Not only in China, but also globally, healthcare management and service systems are generally plagued by challenges such as “uneven distribution of medical resources,” “information asymmetry in the pharmaceutical market,” and “misaligned health insurance payment mechanisms.” In response, some developed countries have incorporated digital health into their national strategies to drive the transformation and upgrading of their healthcare sectors.


In 2019, the WHO released the “Global Strategy on Digital Health 2020–2024” in Geneva, establishing digital health as a strategic priority to promote the development of digital health worldwide and strive to achieve universal health coverage and the sustainable development of health-related goals.

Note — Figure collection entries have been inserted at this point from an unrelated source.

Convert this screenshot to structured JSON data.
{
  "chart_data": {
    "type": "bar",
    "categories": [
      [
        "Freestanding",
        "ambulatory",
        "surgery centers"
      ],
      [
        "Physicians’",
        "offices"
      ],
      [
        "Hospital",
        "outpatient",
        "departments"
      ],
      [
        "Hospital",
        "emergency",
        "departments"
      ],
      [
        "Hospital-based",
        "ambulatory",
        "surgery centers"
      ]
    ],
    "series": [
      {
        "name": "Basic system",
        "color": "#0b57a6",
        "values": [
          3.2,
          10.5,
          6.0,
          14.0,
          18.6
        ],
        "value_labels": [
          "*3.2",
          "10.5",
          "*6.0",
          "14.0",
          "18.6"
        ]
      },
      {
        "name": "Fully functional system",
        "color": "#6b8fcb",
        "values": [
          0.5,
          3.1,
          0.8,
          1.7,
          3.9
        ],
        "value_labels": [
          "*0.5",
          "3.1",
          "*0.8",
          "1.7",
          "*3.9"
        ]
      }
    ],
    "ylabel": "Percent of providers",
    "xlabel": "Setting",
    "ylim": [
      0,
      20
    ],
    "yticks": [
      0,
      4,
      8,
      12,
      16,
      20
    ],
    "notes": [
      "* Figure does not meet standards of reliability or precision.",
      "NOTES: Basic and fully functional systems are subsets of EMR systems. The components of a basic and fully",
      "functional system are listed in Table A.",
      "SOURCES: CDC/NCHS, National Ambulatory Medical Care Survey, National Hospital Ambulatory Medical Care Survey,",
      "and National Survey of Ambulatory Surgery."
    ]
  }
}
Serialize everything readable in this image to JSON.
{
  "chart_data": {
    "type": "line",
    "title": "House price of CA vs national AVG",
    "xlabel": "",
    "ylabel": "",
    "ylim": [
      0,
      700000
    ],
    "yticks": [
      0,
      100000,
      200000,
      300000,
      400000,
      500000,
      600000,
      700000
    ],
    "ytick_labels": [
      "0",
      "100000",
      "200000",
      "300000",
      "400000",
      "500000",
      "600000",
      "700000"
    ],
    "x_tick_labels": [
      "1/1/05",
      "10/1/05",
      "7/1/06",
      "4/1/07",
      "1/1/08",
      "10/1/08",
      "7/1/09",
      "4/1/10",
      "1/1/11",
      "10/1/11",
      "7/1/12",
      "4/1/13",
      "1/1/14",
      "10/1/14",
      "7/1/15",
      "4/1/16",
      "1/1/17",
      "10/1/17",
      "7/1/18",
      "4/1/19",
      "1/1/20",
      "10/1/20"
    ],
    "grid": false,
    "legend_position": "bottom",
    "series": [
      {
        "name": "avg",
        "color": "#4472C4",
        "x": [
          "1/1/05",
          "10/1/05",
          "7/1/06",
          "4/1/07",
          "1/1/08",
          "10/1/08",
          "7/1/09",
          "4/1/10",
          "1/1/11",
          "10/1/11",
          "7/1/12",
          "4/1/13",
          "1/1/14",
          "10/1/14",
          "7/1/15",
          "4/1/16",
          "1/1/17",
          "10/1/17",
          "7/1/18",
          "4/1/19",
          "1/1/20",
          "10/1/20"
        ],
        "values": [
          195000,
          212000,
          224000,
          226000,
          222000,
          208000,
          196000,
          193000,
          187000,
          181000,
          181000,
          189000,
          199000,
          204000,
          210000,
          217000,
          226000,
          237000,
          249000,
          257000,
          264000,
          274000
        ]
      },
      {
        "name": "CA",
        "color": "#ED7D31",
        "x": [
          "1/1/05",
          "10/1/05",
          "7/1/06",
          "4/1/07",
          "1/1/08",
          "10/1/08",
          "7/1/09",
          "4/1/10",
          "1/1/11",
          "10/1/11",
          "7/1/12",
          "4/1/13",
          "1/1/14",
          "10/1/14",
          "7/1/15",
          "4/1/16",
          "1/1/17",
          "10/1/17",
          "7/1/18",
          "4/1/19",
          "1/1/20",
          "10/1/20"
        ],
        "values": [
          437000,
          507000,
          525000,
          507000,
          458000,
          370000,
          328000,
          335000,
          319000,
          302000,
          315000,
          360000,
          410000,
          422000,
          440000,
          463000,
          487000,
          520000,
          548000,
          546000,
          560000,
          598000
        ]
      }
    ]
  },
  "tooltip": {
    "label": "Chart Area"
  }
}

China’s “Outline of the ‘Healthy China 2030’ Plan” clearly stipulates that health shall be placed in a strategic position of priority development, leveraging the leading and supporting roles of technological innovation and informatization to establish an institutional system with Chinese characteristics that promotes comprehensive health.


Over the past decade, China has driven the deepening of the “Three-Medical Linkage” new healthcare reform, achieving significant breakthroughs, with digital healthcare emerging as a key element in advancing this reform.


"Internet Plus Healthcare" initiatives, such as online consultations and telemedicine, have alleviated the challenges of uneven distribution of medical resources and the difficulty grassroots populations face in accessing medical care. Centralized bulk procurement of pharmaceuticals, medical devices, and consumables has eliminated artificially inflated prices through open, transparent market bidding and economies of scale. Meanwhile, reforms to health insurance payment methods aim to shift healthcare services from fee-for-service and volume-based payment models toward a health-centered, value-based payment model focused on outcomes.


Correspondingly, the digital healthcare industry, represented by WeDoctor, has successively achieved three breakthrough innovations: internet hospitals, centralized procurement platforms for pharmaceuticals and medical devices, and digital health communities. These innovations have established a digital healthcare development pathway aligned with China’s comprehensive “Three-Medical Linkage” reform—integrating medical care, pharmaceuticals, and health insurance—and serve as three key pillars leading the digital transformation and upgrading of China’s healthcare sector.


Digital healthcare still holds immense potential for growth. A recent McKinsey study found that the healthcare sector ranks third from the bottom among 20 digital development areas globally, indicating substantial room for digital advancement. In the future, as institutional frameworks continue to improve, the industry will undoubtedly see more in-depth and widespread innovative practices in digital healthcare, further supporting the high-quality development of China’s—and indeed the global—healthcare system.